Identifying Electricity Consumption of Individual Household Devices by Using Smart Meter Data and AI Technologies
摘要
In 2023, Germany’s net electricity consumption amounted to 467 TWh, with households accounting for 28%. Their active participation—alongside industry—is key to advancing the energy transition. As part of a research project, a web application was developed to process and transparently visualize household energy data using artificial intelligence (AI), helping users monitor and evaluate their consumption behavior. The goal is to encourage long-term engagement in the energy transition. This paper presents the utilization of artificial intelligence to identify the energy consumption of individual appliances through the disaggregation of smart meter data of the households. Three households of a row-house complex with different consumption behavior were selected as examples for the analysis. A distinction was made between the flexible and non-flexible loads.

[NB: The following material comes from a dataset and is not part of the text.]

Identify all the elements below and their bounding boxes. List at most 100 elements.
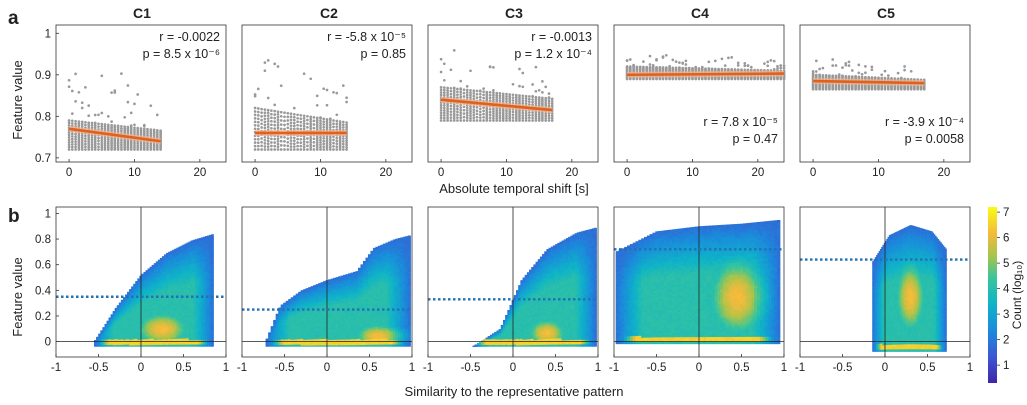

It was shown that the non-flexible share of household electricity consumption can be determined with an accuracy over 90%. Therefore, household residents can be provided with useful information on this consumption share with minimal effort and without additional measurements just by using the smart meter data, as it is planned as part of the smart meter rollout. Flexible consumption, such as from washing machines and dishwashers, was harder to detect due to infrequent use and low temporal resolution. Combining the consumption of several flexible appliances improved the results from 53.9% to 72% disaggregation accuracy across all households and appliances.